Fall 2023 Physics Colloquium: Measuring cosmology with optical galaxy clusters

Andres Salcedo, Post Doctoral Research Assistant, Steward Observatory

When

3 – 4 p.m., Sept. 1, 2023

Where

Abstract: Galaxy clusters are embedded in the most massive bound structures in the Universe. These structures formed from gravitationally amplified peaks in the primordial matter distribution making their properties sensitive to cosmology. In the standard approach the abundances of clusters as a function of their mass are used to constrain cosmology. Because cluster masses cannot be measured directly this approach relies on observable proxies of cluster mass that are calibrated using weak gravitational lensing.
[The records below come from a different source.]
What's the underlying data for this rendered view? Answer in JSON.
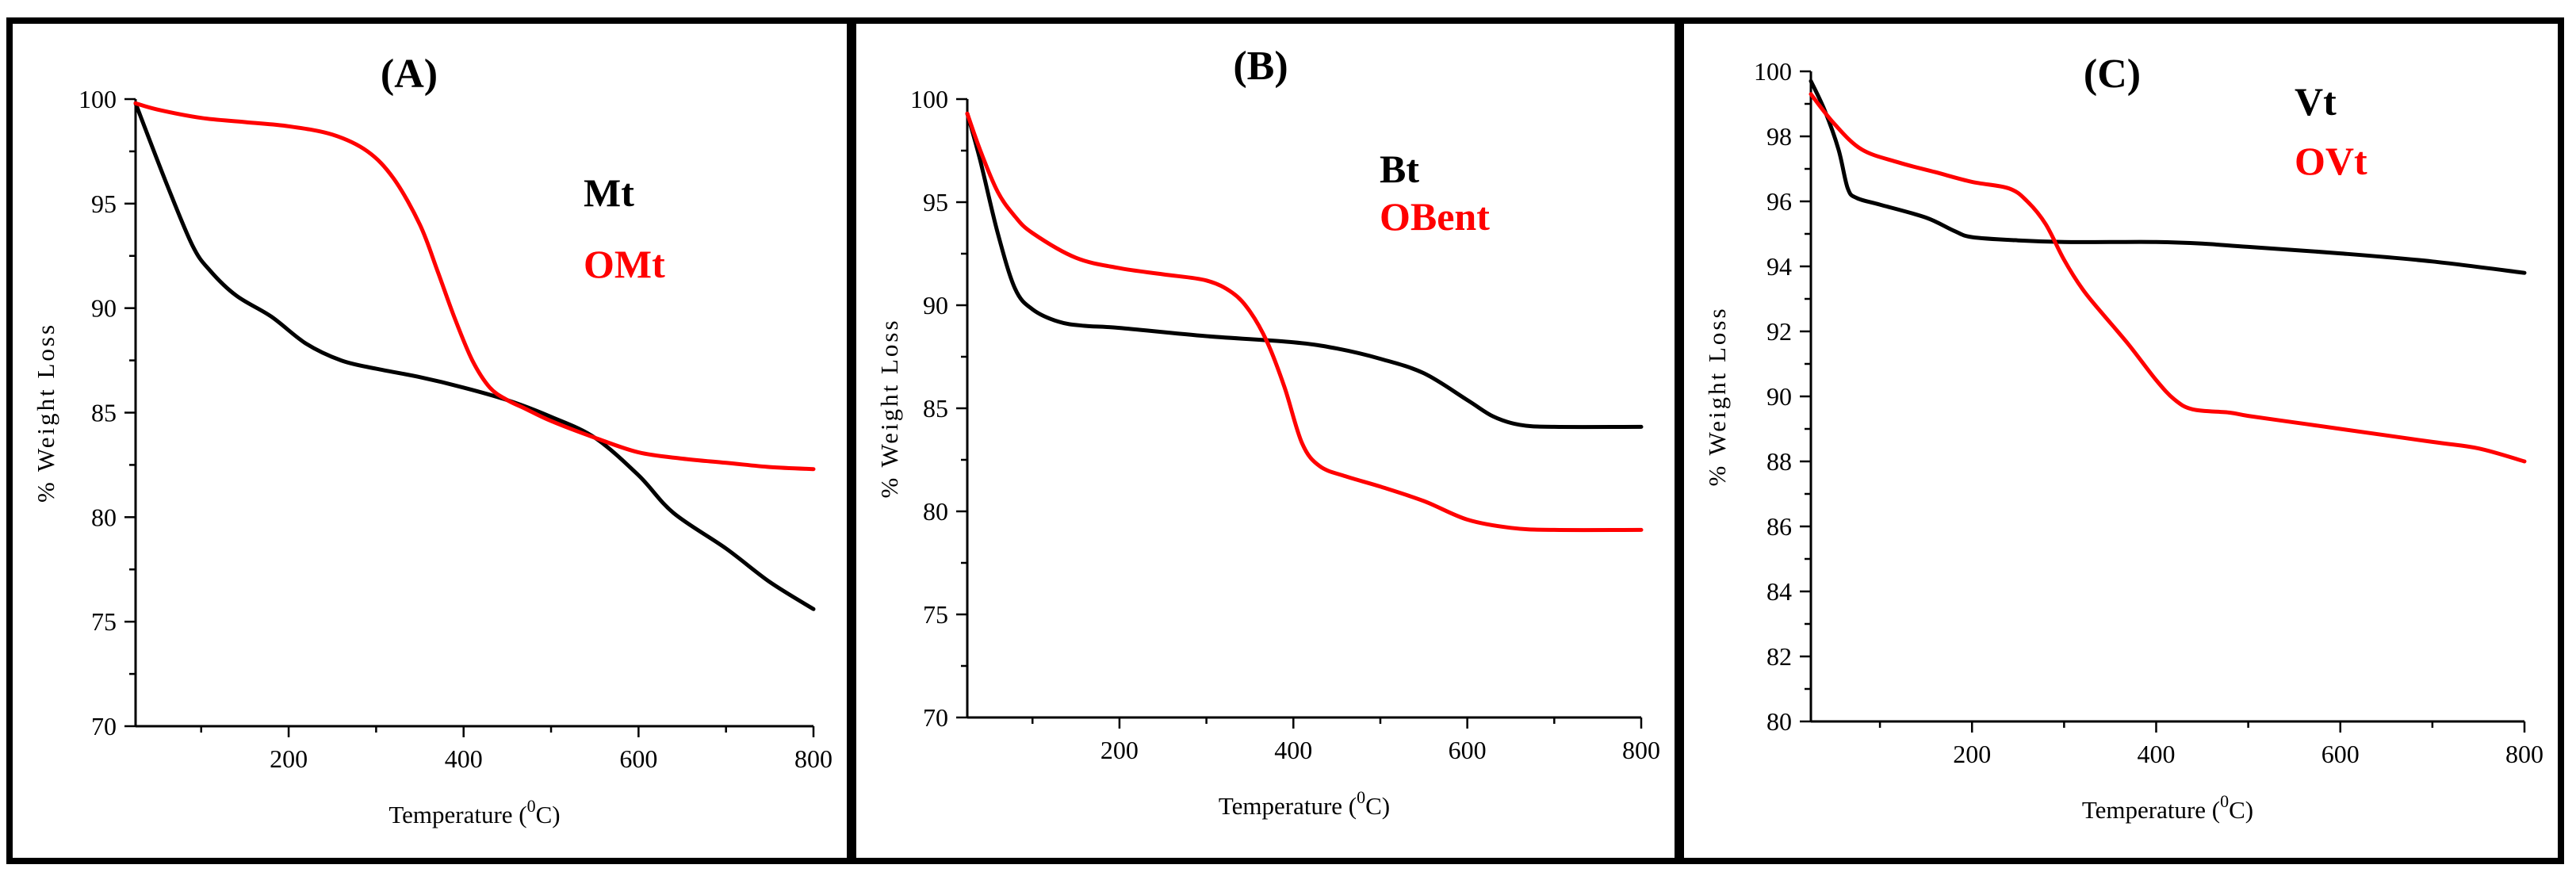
{
  "chart_data": [
    {
      "panel": "(A)",
      "type": "line",
      "xlabel": "Temperature (",
      "xlabel_sup": "0",
      "xlabel_end": "C)",
      "ylabel": "% Weight Loss",
      "xlim": [
        25,
        800
      ],
      "ylim": [
        70,
        100
      ],
      "xticks": [
        200,
        400,
        600,
        800
      ],
      "yticks": [
        70,
        75,
        80,
        85,
        90,
        95,
        100
      ],
      "legend_position": "top-right",
      "series": [
        {
          "name": "Mt",
          "color": "#000000",
          "x": [
            25,
            60,
            90,
            110,
            140,
            180,
            220,
            260,
            300,
            350,
            400,
            450,
            500,
            550,
            600,
            640,
            700,
            750,
            800
          ],
          "y": [
            99.8,
            96,
            93,
            91.8,
            90.6,
            89.6,
            88.3,
            87.5,
            87.1,
            86.7,
            86.2,
            85.6,
            84.8,
            83.8,
            82.0,
            80.2,
            78.5,
            76.9,
            75.6
          ]
        },
        {
          "name": "OMt",
          "color": "#ff0000",
          "x": [
            25,
            50,
            100,
            150,
            200,
            250,
            290,
            320,
            350,
            370,
            390,
            410,
            430,
            450,
            470,
            500,
            550,
            600,
            650,
            700,
            750,
            800
          ],
          "y": [
            99.8,
            99.5,
            99.1,
            98.9,
            98.7,
            98.3,
            97.5,
            96.2,
            94,
            91.8,
            89.5,
            87.5,
            86.2,
            85.6,
            85.2,
            84.6,
            83.8,
            83.1,
            82.8,
            82.6,
            82.4,
            82.3
          ]
        }
      ]
    },
    {
      "panel": "(B)",
      "type": "line",
      "xlabel": "Temperature (",
      "xlabel_sup": "0",
      "xlabel_end": "C)",
      "ylabel": "% Weight Loss",
      "xlim": [
        25,
        800
      ],
      "ylim": [
        70,
        100
      ],
      "xticks": [
        200,
        400,
        600,
        800
      ],
      "yticks": [
        70,
        75,
        80,
        85,
        90,
        95,
        100
      ],
      "legend_position": "top-right",
      "series": [
        {
          "name": "Bt",
          "color": "#000000",
          "x": [
            25,
            40,
            60,
            80,
            100,
            130,
            160,
            200,
            300,
            400,
            450,
            500,
            550,
            600,
            630,
            660,
            700,
            800
          ],
          "y": [
            99.3,
            97,
            93.5,
            90.8,
            89.8,
            89.2,
            89,
            88.9,
            88.5,
            88.2,
            87.9,
            87.4,
            86.7,
            85.4,
            84.6,
            84.2,
            84.1,
            84.1
          ]
        },
        {
          "name": "OBent",
          "color": "#ff0000",
          "x": [
            25,
            40,
            60,
            80,
            100,
            150,
            200,
            250,
            300,
            330,
            350,
            370,
            390,
            410,
            430,
            460,
            500,
            550,
            600,
            650,
            700,
            800
          ],
          "y": [
            99.3,
            97.5,
            95.5,
            94.3,
            93.5,
            92.3,
            91.8,
            91.5,
            91.2,
            90.6,
            89.7,
            88.2,
            86,
            83.3,
            82.2,
            81.7,
            81.2,
            80.5,
            79.6,
            79.2,
            79.1,
            79.1
          ]
        }
      ]
    },
    {
      "panel": "(C)",
      "type": "line",
      "xlabel": "Temperature (",
      "xlabel_sup": "0",
      "xlabel_end": "C)",
      "ylabel": "% Weight Loss",
      "xlim": [
        25,
        800
      ],
      "ylim": [
        80,
        100
      ],
      "xticks": [
        200,
        400,
        600,
        800
      ],
      "yticks": [
        80,
        82,
        84,
        86,
        88,
        90,
        92,
        94,
        96,
        98,
        100
      ],
      "legend_position": "top-right",
      "series": [
        {
          "name": "Vt",
          "color": "#000000",
          "x": [
            25,
            40,
            55,
            65,
            75,
            100,
            150,
            180,
            200,
            250,
            300,
            350,
            400,
            450,
            500,
            600,
            700,
            800
          ],
          "y": [
            99.7,
            98.8,
            97.6,
            96.4,
            96.1,
            95.9,
            95.5,
            95.1,
            94.9,
            94.8,
            94.75,
            94.75,
            94.75,
            94.7,
            94.6,
            94.4,
            94.15,
            93.8
          ]
        },
        {
          "name": "OVt",
          "color": "#ff0000",
          "x": [
            25,
            50,
            80,
            120,
            160,
            200,
            240,
            260,
            280,
            300,
            320,
            340,
            370,
            400,
            420,
            440,
            480,
            500,
            550,
            600,
            700,
            750,
            800
          ],
          "y": [
            99.3,
            98.4,
            97.6,
            97.2,
            96.9,
            96.6,
            96.4,
            96.0,
            95.3,
            94.2,
            93.3,
            92.6,
            91.6,
            90.5,
            89.9,
            89.6,
            89.5,
            89.4,
            89.2,
            89.0,
            88.6,
            88.4,
            88.0
          ]
        }
      ]
    }
  ]
}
Robustly marginalizing over these mass-observable relations is therefore critical to accurately measuring cosmology with clusters. Recently, data from clusters identified in the Dark Energy Survey (DES) were found to be in significant tension with a variety of other probes, including a 5.6-sigma tension with cosmic microwave background data. This tension was likely caused by incomplete modeling of the impact of cluster selection. We have developed a novel framework to forward model cluster selection in cosmological simulations to address this discrepancy. When applied to the same DES cluster data we have found that this framework can consistently describe the DES cluster data assuming a Planck cosmology, thereby resolving the tension observed in earlier analyses of the DES cluster data.